Restricted to binary reward MDPs: The theoretical derivation relies on the assumption that rewards \(\in \{0, 1\}\), and does not directly extend to partial or graded reward settings.
Iterative training increases engineering complexity: A base verifier must first be trained, followed by value distribution estimation and retraining.
Modest performance gains: Improvements of 2–3 points are relatively limited in the context of highly competitive mathematical reasoning benchmarks.

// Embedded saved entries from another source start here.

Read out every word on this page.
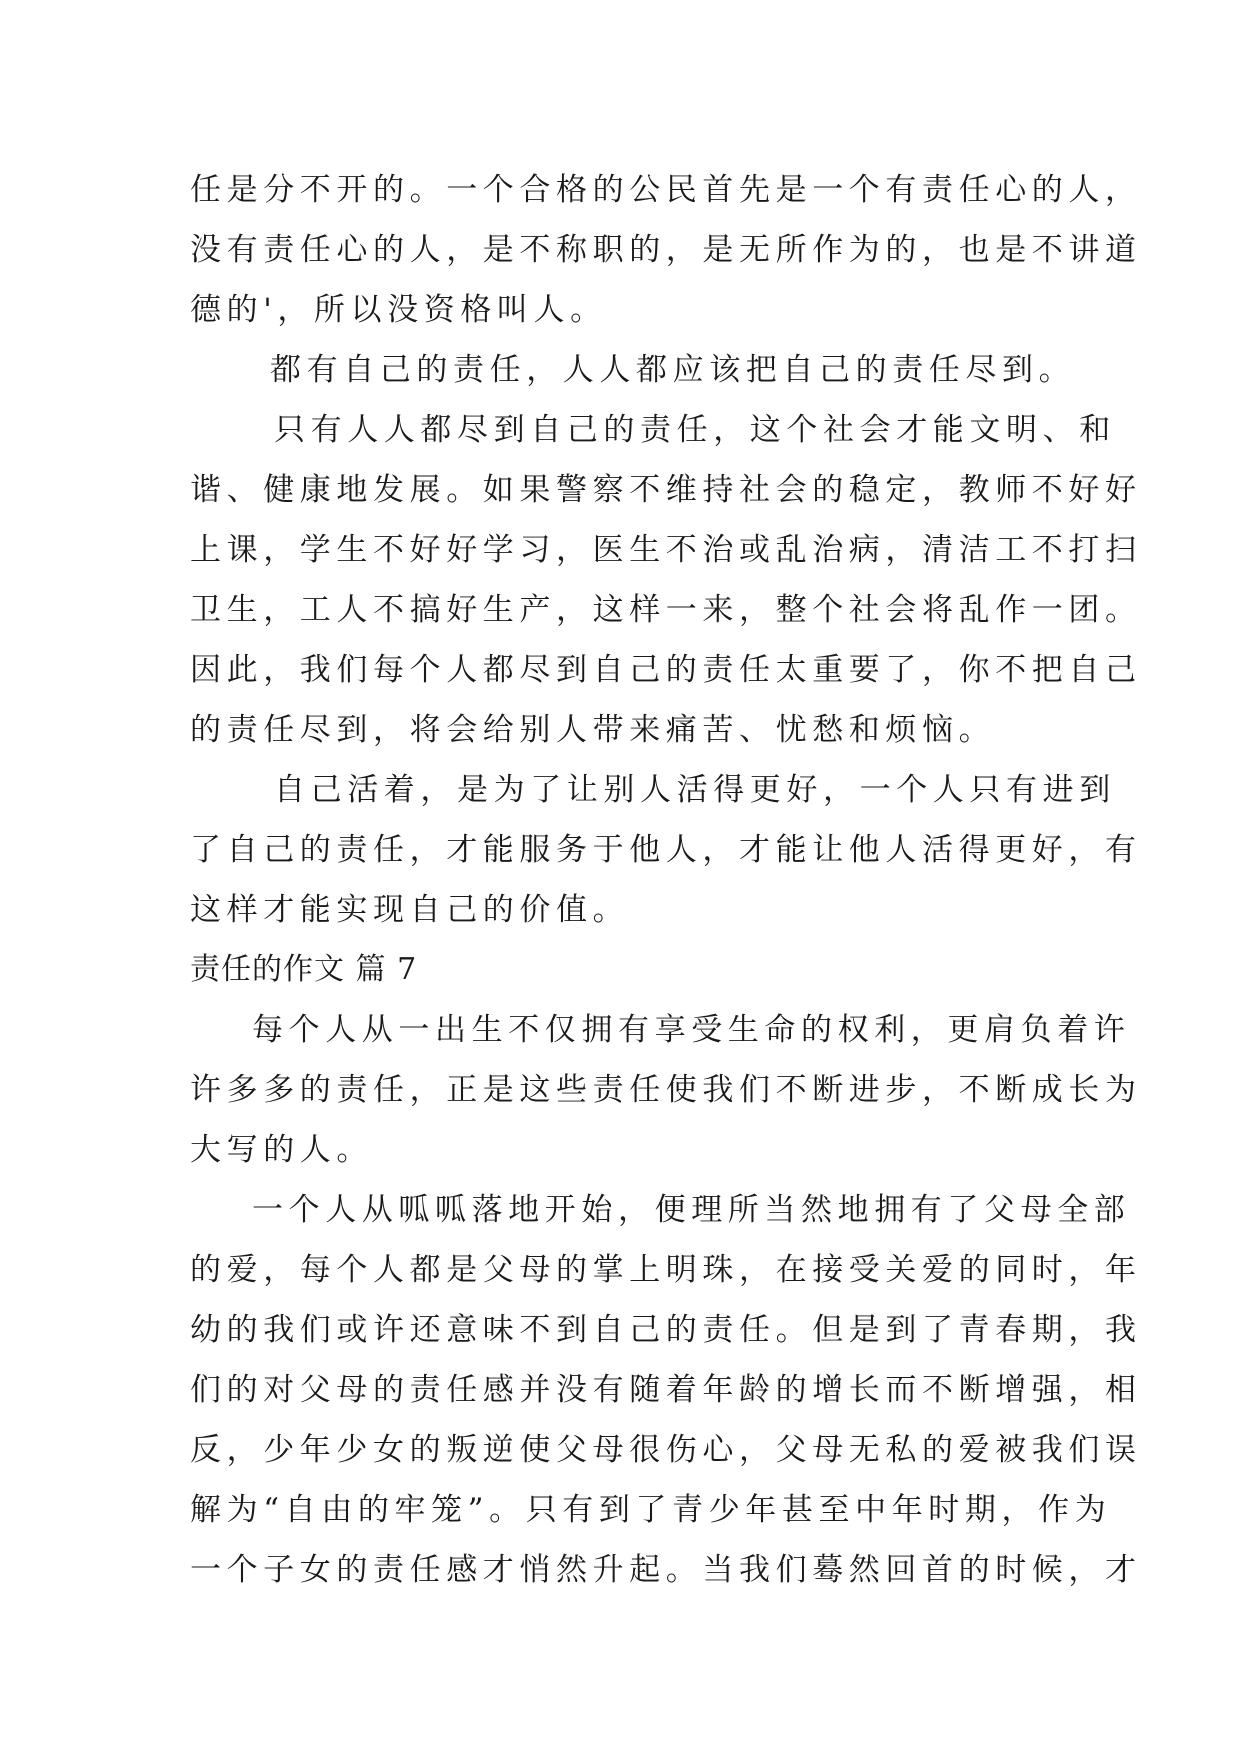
任是分不开的。一个合格的公民首先是一个有责任心的人，
没有责任心的人，是不称职的，是无所作为的，也是不讲道
德的'，所以没资格叫人。
都有自己的责任，人人都应该把自己的责任尽到。
只有人人都尽到自己的责任，这个社会才能文明、和
谐、健康地发展。如果警察不维持社会的稳定，教师不好好
上课，学生不好好学习，医生不治或乱治病，清洁工不打扫
卫生，工人不搞好生产，这样一来，整个社会将乱作一团。
因此，我们每个人都尽到自己的责任太重要了，你不把自己
的责任尽到，将会给别人带来痛苦、忧愁和烦恼。
自己活着，是为了让别人活得更好，一个人只有进到
了自己的责任，才能服务于他人，才能让他人活得更好，有
这样才能实现自己的价值。
责任的作文 篇 7
每个人从一出生不仅拥有享受生命的权利，更肩负着许
许多多的责任，正是这些责任使我们不断进步，不断成长为
大写的人。
一个人从呱呱落地开始，便理所当然地拥有了父母全部
的爱，每个人都是父母的掌上明珠，在接受关爱的同时，年
幼的我们或许还意味不到自己的责任。但是到了青春期，我
们的对父母的责任感并没有随着年龄的增长而不断增强，相
反，少年少女的叛逆使父母很伤心，父母无私的爱被我们误
解为“自由的牢笼”。只有到了青少年甚至中年时期，作为
一个子女的责任感才悄然升起。当我们蓦然回首的时候，才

vs. ORM (Outcome RM): ORM evaluates only the final outcome, while PRM performs step-wise evaluation; ComMCS is an internal optimization for PRM training and does not affect the framework choice.
vs. Math-Shepherd and similar PRMs: These methods focus on better trajectory sampling, whereas ComMCS focuses on better utilization of existing samples — the two approaches are complementary.
vs. variance reduction in RL: TD is biased but low-variance; ComMCS is unbiased and low-variance, representing a superior trade-off.

Rating¶

Novelty: ⭐⭐⭐⭐ Analyzing the variance of PRM training annotations from the MVUE perspective is an original contribution; the theoretical basis of ComMCS is rigorous.
Experimental Thoroughness: ⭐⭐⭐⭐ Evaluated on two benchmarks, two search strategies, and two model families, though the dataset scale and model size are relatively modest.
Writing Quality: ⭐⭐⭐⭐ Theoretical derivations are rigorous and mathematical notation is clear, though the discussion of approximations in the practical implementation section lacks sufficient detail.
Value: ⭐⭐⭐⭐ Offers a practical improvement to PRM training; the zero-additional-cost characteristic is particularly valuable from an engineering perspective.